28 dos cargos eram de juizes não partidários e um era de um juiz
democrata.
No
computo geral, como já dito, 35 estados tiveram eleições em 2020 para
78 das 344 cadeiras de juizes das supremas cortes estaduais, o que
representa só 23% do total porque os mandatos não são coincidentes nem
em todos os estados nem, necessariamente, dentro de cada suprema corte
de cada estado.
As
datas dessas eleições também variaram. 29 estados fizeram as suas “de
carona” na cédula da eleição presidencial de novembro, cinco já tinham
feito as deles antes dessa data e um estado deixou para fazer a sua
agora em dezembro.
41
juizes concorreram à reeleição, dos quais 37 (90%) tiveram sucesso. 28
dos 29 juizes submetidos a eleições de retenção (97%) mantiveram seus
cargos. Thomas Kilbride, democrata, foi o único que perdeu este ano, em
Illinois (em 2018 todos os cinco juizes da suprema corte de West
Virginia sofreram recall por corrupção). Sua vaga foi preenchida por um
juiz indicado interinamente pela própria corte para servir até dezembro
de 2022. Em novembro de 2022 o substituto de Kilbride terá de concorrer a
uma eleição partidária para continuar no cargo. Se vencer terá um
mandato de 10 anos, mas sempre sujeito a eleições periódicas de
retenção.
38
dos 50 estados americanos fazem eleições para seus juízes de supremas
cortes estaduais. Os outros 12 usam sistemas de nomeação pelos
governadores, pelos legislativos estaduais ou por comissões montadas
para essa finalidade. Mas mesmo estes estão sujeitos a “eleições de
retenção” no meio do caminho, conforme expressamente recomendado pela
American Bar Association, o equivalente deles da OAB que aqui alia-se à
privilegiatura contra o povo.
Para
cortes intermediárias de apelação houve, em 2020, eleições em 30
estados envolvendo 201 vagas de juiz numa instância que tem um total de
976 juízes. Houve ainda eleições para centenas de cortes de primeira
instância.
Cabe
lembrar finalmente que os juízes da Suprema Corte Federal são os únicos
nomeados pelo presidente com chancela do Senado e com idade limite para
sair. Mas a Constituição Federal americana tem apenas 7 artigos e 28
emendas que definem o sistema de governo mais os chamados “direitos
negativos” do indivíduo, isto é, tudo aquilo que o Estado não pode fazer
contra ele. E isso é tudo, em geral para reafirma-los, em que pode se
meter o STF deles.
Um
direito-chave, entre esses “negativos”, é o direito à propriedade, que
lá é totalmente inviolável. O Estado só pode chegar ao bolso do cidadão
com o consentimento expresso dele, no voto, e essa é a “trava” de todo o
resto do sistema.
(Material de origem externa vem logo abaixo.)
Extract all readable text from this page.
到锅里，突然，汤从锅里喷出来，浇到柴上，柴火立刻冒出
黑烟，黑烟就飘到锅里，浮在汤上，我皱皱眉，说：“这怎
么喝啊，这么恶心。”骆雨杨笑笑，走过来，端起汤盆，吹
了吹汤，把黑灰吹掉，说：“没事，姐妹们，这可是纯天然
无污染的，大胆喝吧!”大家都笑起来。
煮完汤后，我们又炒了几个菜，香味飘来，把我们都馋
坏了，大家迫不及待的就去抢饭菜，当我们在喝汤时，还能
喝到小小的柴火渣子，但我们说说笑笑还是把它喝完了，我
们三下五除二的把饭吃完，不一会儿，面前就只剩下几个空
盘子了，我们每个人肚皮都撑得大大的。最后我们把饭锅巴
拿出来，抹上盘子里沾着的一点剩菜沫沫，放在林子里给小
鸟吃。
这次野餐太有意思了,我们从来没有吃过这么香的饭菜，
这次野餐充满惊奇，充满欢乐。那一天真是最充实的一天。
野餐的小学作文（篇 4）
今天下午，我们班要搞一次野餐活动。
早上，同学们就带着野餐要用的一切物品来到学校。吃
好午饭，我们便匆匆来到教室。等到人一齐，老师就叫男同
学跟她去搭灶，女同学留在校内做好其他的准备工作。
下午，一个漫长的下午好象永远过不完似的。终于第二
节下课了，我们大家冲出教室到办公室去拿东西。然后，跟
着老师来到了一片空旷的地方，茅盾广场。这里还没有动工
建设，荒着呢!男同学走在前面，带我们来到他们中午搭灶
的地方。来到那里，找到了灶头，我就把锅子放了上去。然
Os “direitos positivos”, ou seja, todos aqueles em
que o Estado ou o resto da sociedade precisam ser mobilizados para que
cada indivíduo os tenha satisfeitos, que são, basicamente, todos aqueles
que custam dinheiro, ficam reservados para as constituições estaduais
ou municipais. De impostos e questões envolvendo qualquer forma de
“distribuição de renda” para baixo, como é o caso de todo “direito” dado
a alguém que envolva custo para outrem, quem vai pagar a conta é que
decide, “sim” ou “não”, se o seu estado ou a sua cidade vai conceder
adota-lo.
Ou
seja, quase tudo em que o nosso STF se mete aqui, exceção feita ao que é
da alçada dos legislativos, a casa dos representantes eleitos do povo
em que ninguém, a não ser o próprio povo, tem o poder de tocar, vai sem
dizer, lá é resolvido nas supremas cortes estaduais. E tudo seus juízes
decidem sabendo, sempre, que logo logo a “eleição de retenção” vem aí…
Na democracia de verdade, portanto, quem anda “debaixo de vara” são os juízes.